Most histories and dramatisations of that period sideline or miss out Fulvia altogether, despite the fact that Mark Antony owed his rise to power (and subsequent downfall) to her. Shakespeare’s. ‘Antony and Cleopatra’ for example - not to mention ‘Up Pompeii’ or ‘Carry on Cleo’!

‘La Romana’ (‘Woman of Rome’) by Alberto Moravia, 1947

In contrast to ‘Fulvia’, the protagonist of Moravia’s novel, Adriana, is just one of the many millions of impoverished and marginalised women of the years immediately following WW2. This was another of Rome and Italy’s most turbulent periods, in this case the transition from the dictatorship of Mussolini and the Nazis, to a republic. 

And another difficult read! Moravia’ themes include modern sexuality, social alienation and existentialism. He explains in a foreword that whilst an uneducated young woman like Adriana would not have the vocabulary or the ability to articulate her thoughts and ideas so clearly, nevertheless her feelings and observations are real and genuine. I agree: her sense of what is going on and the way she reacts seem remarkably real*1

At the age of 15, when the story begins, Adriana lives with her mother in Rome. Her mother, who is embittered that her husband is gone*2 and she, a poor seamstress, is left to raise the girl on her own. Her one dream, since Adrian is extremely beautiful, is that her daughter will induce a rich man to fall in love with her and marry her. To this end, she is not averse to, well, pimping her out if necessary; certainly taking every opportunity to push her towards men with money. As it turns out, Adriana finds she enjoys sex and, since she is often given money by these men, she decides she can make a more money by doing this explicitly full time.

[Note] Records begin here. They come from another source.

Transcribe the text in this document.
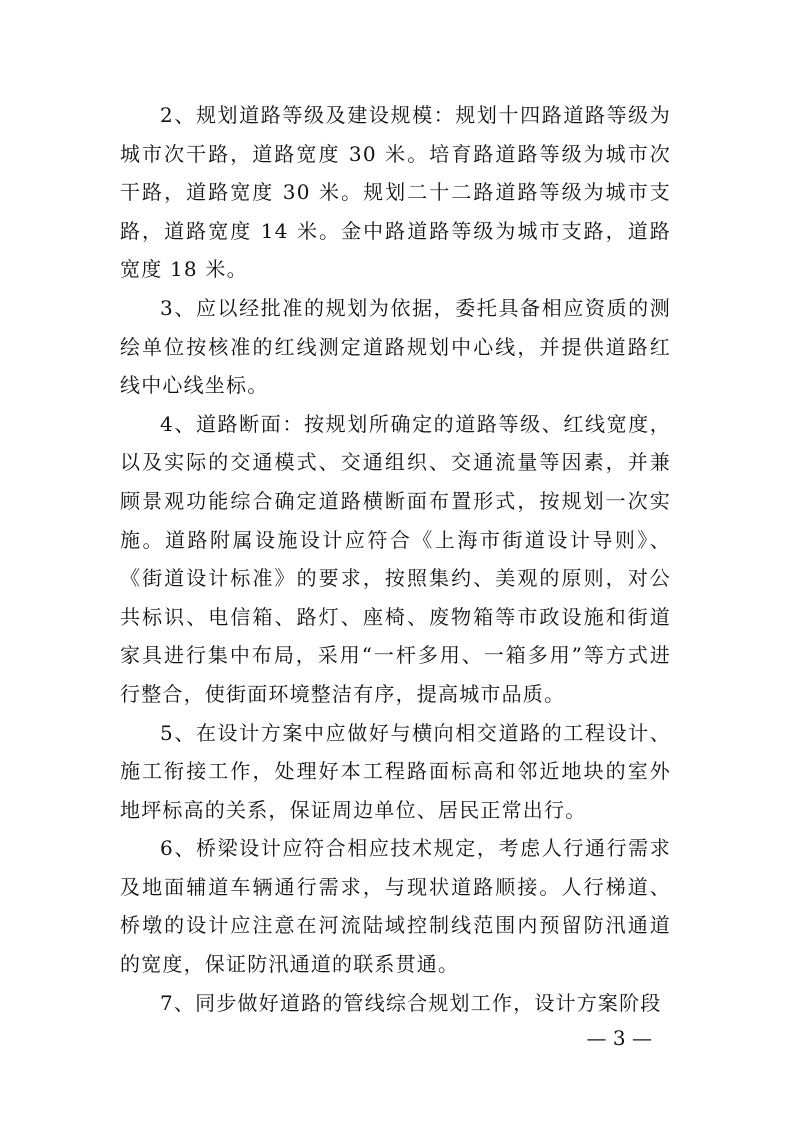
2、规划道路等级及建设规模：规划十四路道路等级为城市次干路，道路宽度 30 米。培育路道路等级为城市次干路，道路宽度 30 米。规划二十二路道路等级为城市支路，道路宽度 14 米。金中路道路等级为城市支路，道路宽度 18 米。

3、应以经批准的规划为依据，委托具备相应资质的测绘单位按核准的红线测定道路规划中心线，并提供道路红线中心线坐标。

4、道路断面：按规划所确定的道路等级、红线宽度，以及实际的交通模式、交通组织、交通流量等因素，并兼顾景观功能综合确定道路横断面布置形式，按规划一次实施。道路附属设施设计应符合《上海市街道设计导则》、《街道设计标准》的要求，按照集约、美观的原则，对公共标识、电信箱、路灯、座椅、废物箱等市政设施和街道家具进行集中布局，采用“一杆多用、一箱多用”等方式进行整合，使街面环境整洁有序，提高城市品质。

5、在设计方案中应做好与横向相交道路的工程设计、施工衔接工作，处理好本工程路面标高和邻近地块的室外地坪标高的关系，保证周边单位、居民正常出行。

6、桥梁设计应符合相应技术规定，考虑人行通行需求及地面辅道车辆通行需求，与现状道路顺接。人行梯道、桥墩的设计应注意在河流陆域控制线范围内预留防汛通道的宽度，保证防汛通道的联系贯通。

7、同步做好道路的管线综合规划工作，设计方案阶段

— 3 —
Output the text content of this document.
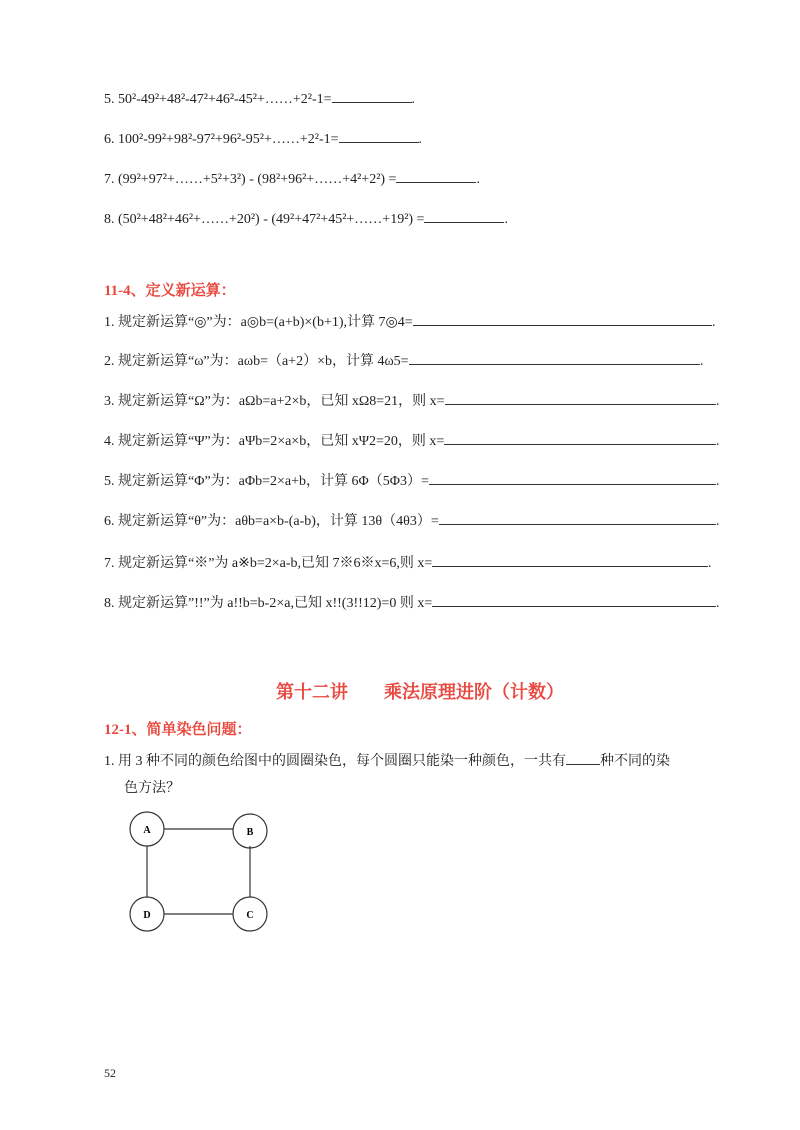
5. 50²-49²+48²-47²+46²-45²+……+2²-1=	.
6. 100²-99²+98²-97²+96²-95²+……+2²-1=	.
7. (99²+97²+……+5²+3²) - (98²+96²+……+4²+2²) =	.
8. (50²+48²+46²+……+20²) - (49²+47²+45²+……+19²) =	.
11-4、定义新运算：
1. 规定新运算“◎”为：a◎b=(a+b)×(b+1),计算 7◎4=	.
2. 规定新运算“ω”为：aωb=（a+2）×b，计算 4ω5=	.
3. 规定新运算“Ω”为：aΩb=a+2×b，已知 xΩ8=21，则 x=	.
4. 规定新运算“Ψ”为：aΨb=2×a×b，已知 xΨ2=20，则 x=	.
5. 规定新运算“Φ”为：aΦb=2×a+b，计算 6Φ（5Φ3）=	.
6. 规定新运算“θ”为：aθb=a×b-(a-b)，计算 13θ（4θ3）=	.
7. 规定新运算“※”为 a※b=2×a-b,已知 7※6※x=6,则 x=	.
8. 规定新运算”!!”为 a!!b=b-2×a,已知 x!!(3!!12)=0 则 x=	.
第十二讲　　乘法原理进阶（计数）
12-1、简单染色问题：
1. 用 3 种不同的颜色给图中的圆圈染色，每个圆圈只能染一种颜色，一共有 种不同的染
色方法？
A	B
C
D
52
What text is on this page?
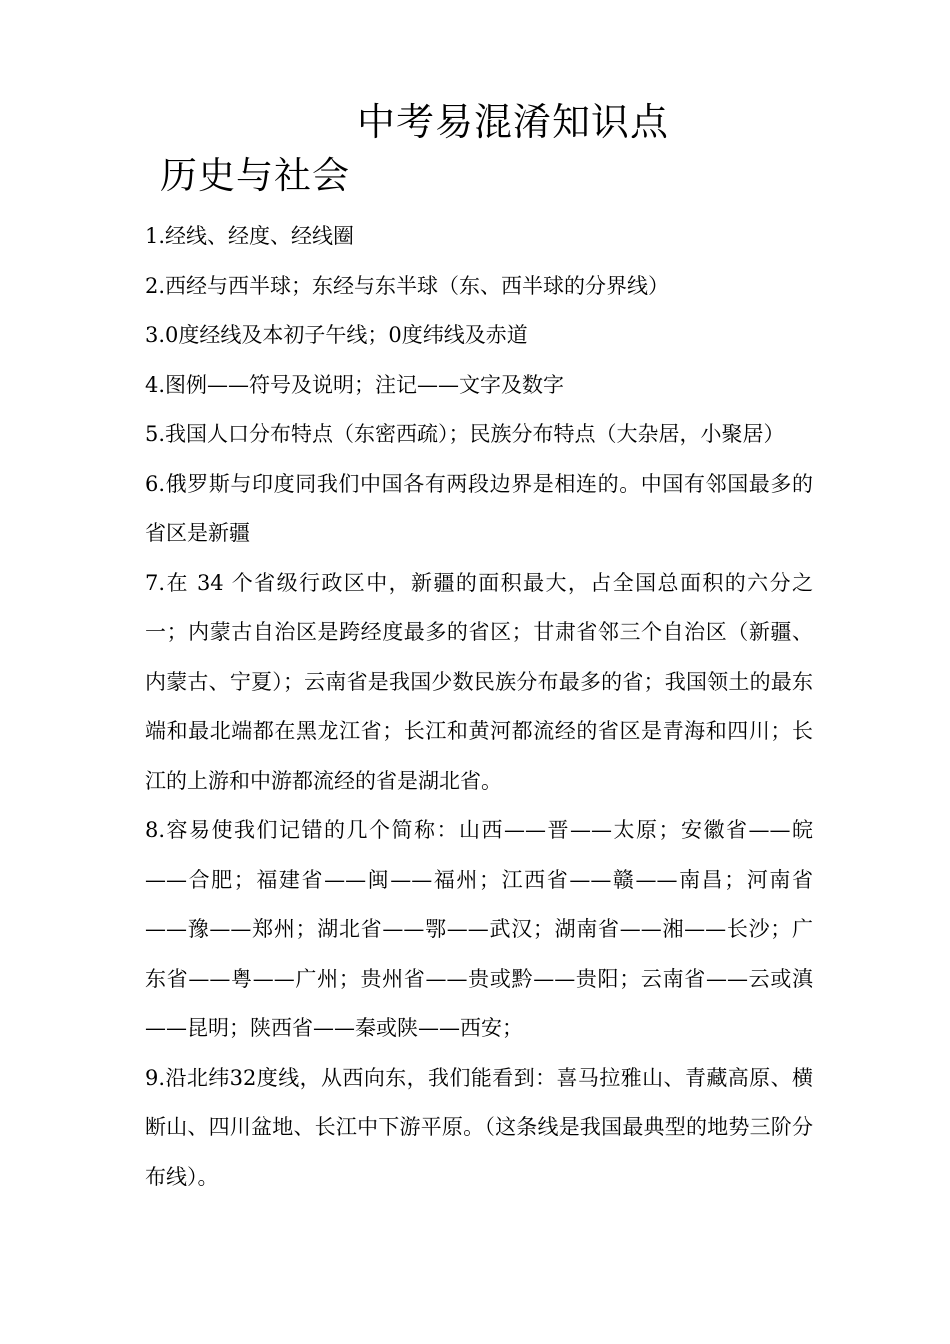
中考易混淆知识点
历史与社会

1.经线、经度、经线圈

2.西经与西半球；东经与东半球（东、西半球的分界线）

3.0度经线及本初子午线；0度纬线及赤道

4.图例——符号及说明；注记——文字及数字

5.我国人口分布特点（东密西疏）；民族分布特点（大杂居，小聚居）

6.俄罗斯与印度同我们中国各有两段边界是相连的。中国有邻国最多的省区是新疆

7.在 34 个省级行政区中，新疆的面积最大，占全国总面积的六分之一；内蒙古自治区是跨经度最多的省区；甘肃省邻三个自治区（新疆、内蒙古、宁夏）；云南省是我国少数民族分布最多的省；我国领土的最东端和最北端都在黑龙江省；长江和黄河都流经的省区是青海和四川；长江的上游和中游都流经的省是湖北省。

8.容易使我们记错的几个简称：山西——晋——太原；安徽省——皖——合肥；福建省——闽——福州；江西省——赣——南昌；河南省——豫——郑州；湖北省——鄂——武汉；湖南省——湘——长沙；广东省——粤——广州；贵州省——贵或黔——贵阳；云南省——云或滇——昆明；陕西省——秦或陕——西安；

9.沿北纬32度线，从西向东，我们能看到：喜马拉雅山、青藏高原、横断山、四川盆地、长江中下游平原。（这条线是我国最典型的地势三阶分布线）。
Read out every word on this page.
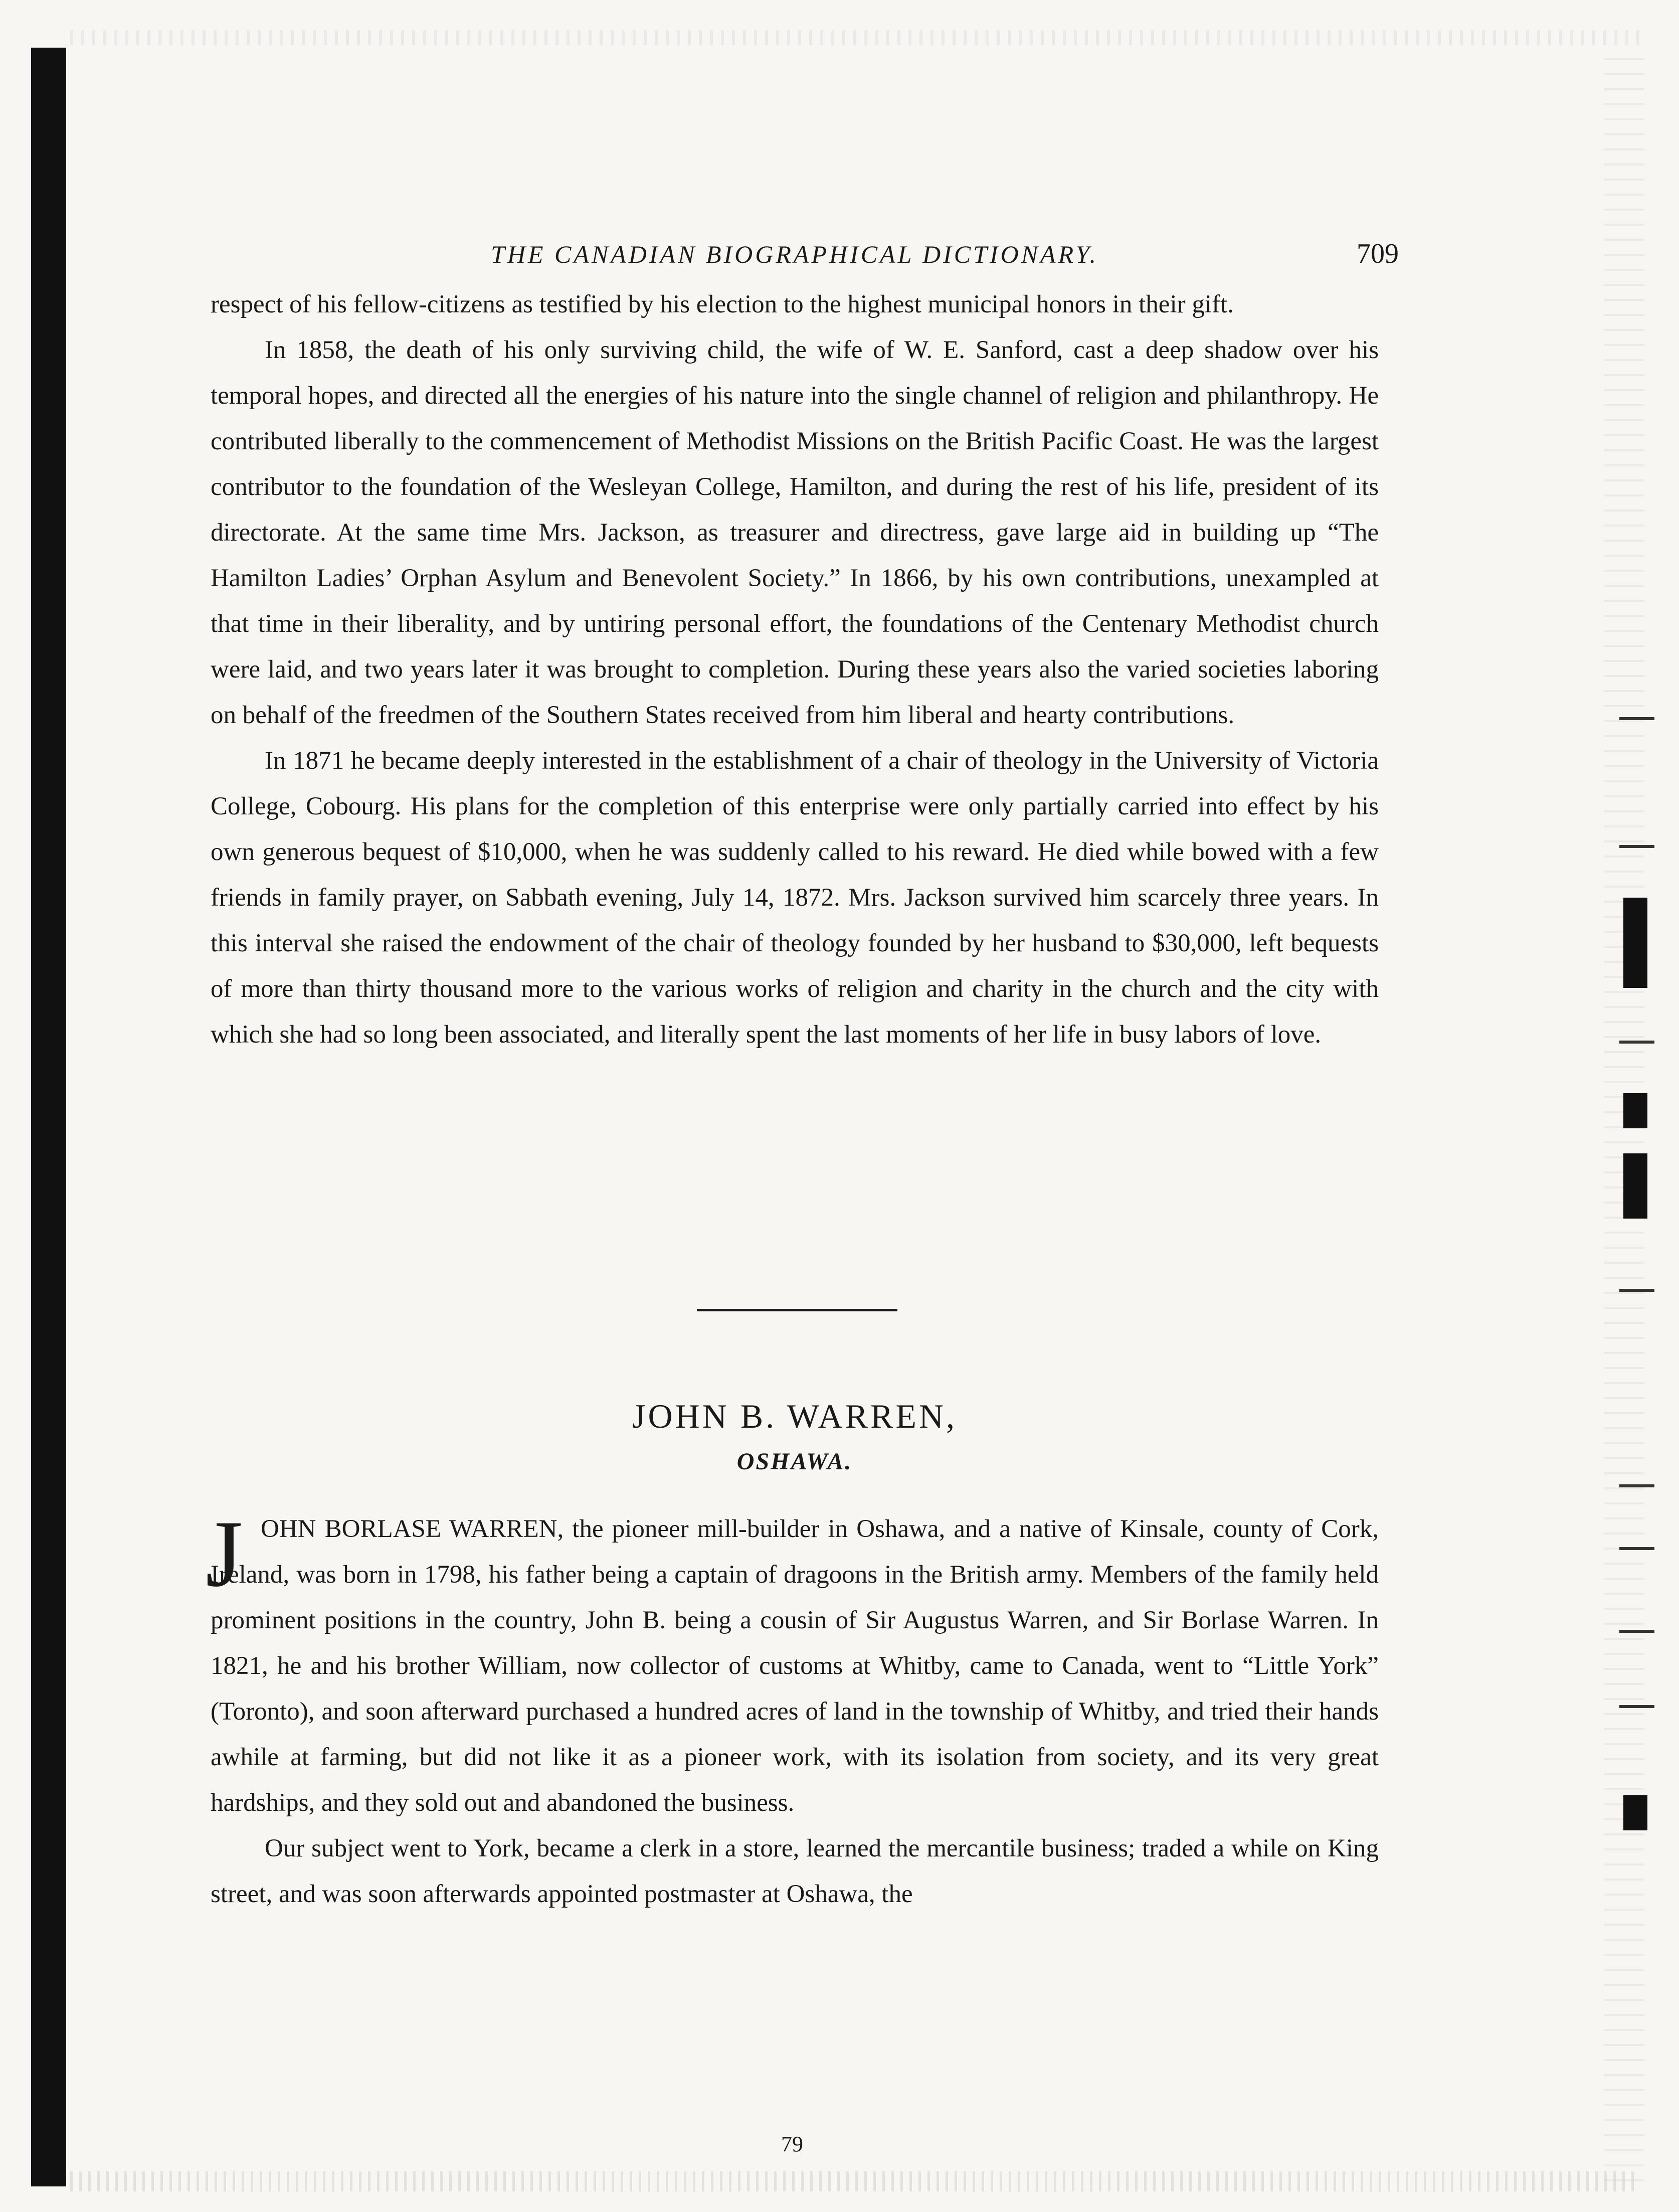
THE CANADIAN BIOGRAPHICAL DICTIONARY.	709

respect of his fellow-citizens as testified by his election to the highest municipal honors in their gift.

In 1858, the death of his only surviving child, the wife of W. E. Sanford, cast a deep shadow over his temporal hopes, and directed all the energies of his nature into the single channel of religion and philanthropy. He contributed liberally to the commencement of Methodist Missions on the British Pacific Coast. He was the largest contributor to the foundation of the Wesleyan College, Hamilton, and during the rest of his life, president of its directorate. At the same time Mrs. Jackson, as treasurer and directress, gave large aid in building up “The Hamilton Ladies’ Orphan Asylum and Benevolent Society.” In 1866, by his own contributions, unexampled at that time in their liberality, and by untiring personal effort, the foundations of the Centenary Methodist church were laid, and two years later it was brought to completion. During these years also the varied societies laboring on behalf of the freedmen of the Southern States received from him liberal and hearty contributions.

In 1871 he became deeply interested in the establishment of a chair of theology in the University of Victoria College, Cobourg. His plans for the completion of this enterprise were only partially carried into effect by his own generous bequest of $10,000, when he was suddenly called to his reward. He died while bowed with a few friends in family prayer, on Sabbath evening, July 14, 1872. Mrs. Jackson survived him scarcely three years. In this interval she raised the endowment of the chair of theology founded by her husband to $30,000, left bequests of more than thirty thousand more to the various works of religion and charity in the church and the city with which she had so long been associated, and literally spent the last moments of her life in busy labors of love.

JOHN B. WARREN,
OSHAWA.
J OHN BORLASE WARREN, the pioneer mill-builder in Oshawa, and a native of Kinsale, county of Cork, Ireland, was born in 1798, his father being a captain of dragoons in the British army. Members of the family held prominent positions in the country, John B. being a cousin of Sir Augustus Warren, and Sir Borlase Warren. In 1821, he and his brother William, now collector of customs at Whitby, came to Canada, went to “Little York” (Toronto), and soon afterward purchased a hundred acres of land in the township of Whitby, and tried their hands awhile at farming, but did not like it as a pioneer work, with its isolation from society, and its very great hardships, and they sold out and abandoned the business.

Our subject went to York, became a clerk in a store, learned the mercantile business; traded a while on King street, and was soon afterwards appointed postmaster at Oshawa, the

79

She does meet influential men who fall in love with her but they are not interested in marriage, they only want a mistress. She does learn from this experience that she can also use them for her own ends. She meets people of her own age who become friends; she meets fascists and antifascists and even a murderer who falls in love with her. Eventually she, herself, falls desperately in love with a young student. He is a writer and an anti-fascist campaigner, but he turns out to be a nightmare! The way that Adriana describes him to us, he has all the hallmarks of an alcoholic and a manic depressive*3.

It is a very impressive novel that captures the spirit of the times. Moravia was an established author by this time. Several of his novels have been turned into films including, most notably, ‘The conformist’ which was published in the same year as La Romana, directed by Bernardo Bertolucci in 1970. 

*1. This seems an unusually feminist piece of writing for a man of this time. Only a small number of Moravia’s books are still available to buy.

*2. I can’t remember whether he dies in the war or abandons her for someone else. Her bitterness and cynicism, though, is part of her character as well.

*3. I won’t tell you the ending: it will only make you more depressed.